Fieldwood’s company’s bankruptcy reorganization plan was approved last year, and last September, Grist detailed how the bankruptcy plan is causing a complex and quiet legal battle between the company over who is going to end up holding the check for their old assets. Part of the company’s plan entailed splitting its more profitable assets between its successor company while transferring older wells to two other corporations—as well as straight-up abandoning some 1,170 wells, 280 pipelines, and 270 drilling platforms, effectively attempting to shirk any sort of responsibility for their cleanup. While federal and local regulations require companies to clean up old drilling sites, even through bankruptcy, this cleanup can often fall to the bottom of the list in financial importance during a bankruptcy hearing; investors scrambling for a remaining piece of the pie will often walk away with all the money that’s left, leaving nothing for environmental damages.
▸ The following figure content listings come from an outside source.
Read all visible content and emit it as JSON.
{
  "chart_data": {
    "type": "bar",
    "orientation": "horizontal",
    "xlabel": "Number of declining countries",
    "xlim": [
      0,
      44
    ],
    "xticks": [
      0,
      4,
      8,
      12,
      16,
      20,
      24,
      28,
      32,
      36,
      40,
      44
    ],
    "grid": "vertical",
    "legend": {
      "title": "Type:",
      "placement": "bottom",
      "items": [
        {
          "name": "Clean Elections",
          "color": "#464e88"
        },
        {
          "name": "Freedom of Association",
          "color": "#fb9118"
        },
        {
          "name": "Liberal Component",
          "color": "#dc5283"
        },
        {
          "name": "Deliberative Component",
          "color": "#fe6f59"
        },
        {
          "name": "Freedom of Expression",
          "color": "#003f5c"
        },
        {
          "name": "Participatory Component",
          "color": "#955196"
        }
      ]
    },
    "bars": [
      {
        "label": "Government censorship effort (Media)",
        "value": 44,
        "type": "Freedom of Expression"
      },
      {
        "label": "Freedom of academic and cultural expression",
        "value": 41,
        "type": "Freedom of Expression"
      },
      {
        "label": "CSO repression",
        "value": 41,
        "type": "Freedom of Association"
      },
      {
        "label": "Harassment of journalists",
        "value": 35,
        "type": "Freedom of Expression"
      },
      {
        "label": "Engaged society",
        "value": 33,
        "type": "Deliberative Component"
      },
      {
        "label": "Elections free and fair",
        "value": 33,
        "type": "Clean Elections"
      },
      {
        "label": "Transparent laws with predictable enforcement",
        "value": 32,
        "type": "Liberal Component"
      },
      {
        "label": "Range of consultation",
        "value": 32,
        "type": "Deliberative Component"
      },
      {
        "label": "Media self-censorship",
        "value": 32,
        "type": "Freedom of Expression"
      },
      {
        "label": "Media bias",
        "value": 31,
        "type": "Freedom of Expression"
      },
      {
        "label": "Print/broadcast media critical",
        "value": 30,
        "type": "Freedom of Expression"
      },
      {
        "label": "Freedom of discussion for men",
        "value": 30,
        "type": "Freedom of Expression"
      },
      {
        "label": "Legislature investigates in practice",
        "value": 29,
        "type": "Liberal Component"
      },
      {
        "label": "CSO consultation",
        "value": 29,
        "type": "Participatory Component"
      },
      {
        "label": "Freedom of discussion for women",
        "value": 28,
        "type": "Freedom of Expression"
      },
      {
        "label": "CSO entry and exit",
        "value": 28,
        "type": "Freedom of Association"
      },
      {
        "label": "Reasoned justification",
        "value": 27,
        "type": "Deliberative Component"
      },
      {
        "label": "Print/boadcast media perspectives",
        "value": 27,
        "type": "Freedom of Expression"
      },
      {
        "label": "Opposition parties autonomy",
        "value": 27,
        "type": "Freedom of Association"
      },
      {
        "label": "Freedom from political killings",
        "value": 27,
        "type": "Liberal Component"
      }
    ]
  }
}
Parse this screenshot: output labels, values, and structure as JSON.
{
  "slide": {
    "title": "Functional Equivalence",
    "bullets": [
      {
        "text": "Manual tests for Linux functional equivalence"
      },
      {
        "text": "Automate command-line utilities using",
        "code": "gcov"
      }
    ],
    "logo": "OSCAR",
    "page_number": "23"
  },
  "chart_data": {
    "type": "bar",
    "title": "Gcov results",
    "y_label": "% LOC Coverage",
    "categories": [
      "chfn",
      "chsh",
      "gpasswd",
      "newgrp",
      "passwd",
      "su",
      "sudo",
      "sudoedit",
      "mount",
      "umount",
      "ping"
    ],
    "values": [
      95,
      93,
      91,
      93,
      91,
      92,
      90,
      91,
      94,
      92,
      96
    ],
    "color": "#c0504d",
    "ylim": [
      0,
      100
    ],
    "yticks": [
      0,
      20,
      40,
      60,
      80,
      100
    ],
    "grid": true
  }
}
The QuarterNorth/Fieldwood disaster is just the tip of the iceberg when it comes to the dangers posed by oil companies going bankrupt and not doing due diligence on cleaning up their messes. Since 2015, more than 260 oil companies in the U.S. have filed for bankruptcy; many of them are going through processes like the one described above, as they try and figure out ways to wiggle out of paying for their cleanup obligations.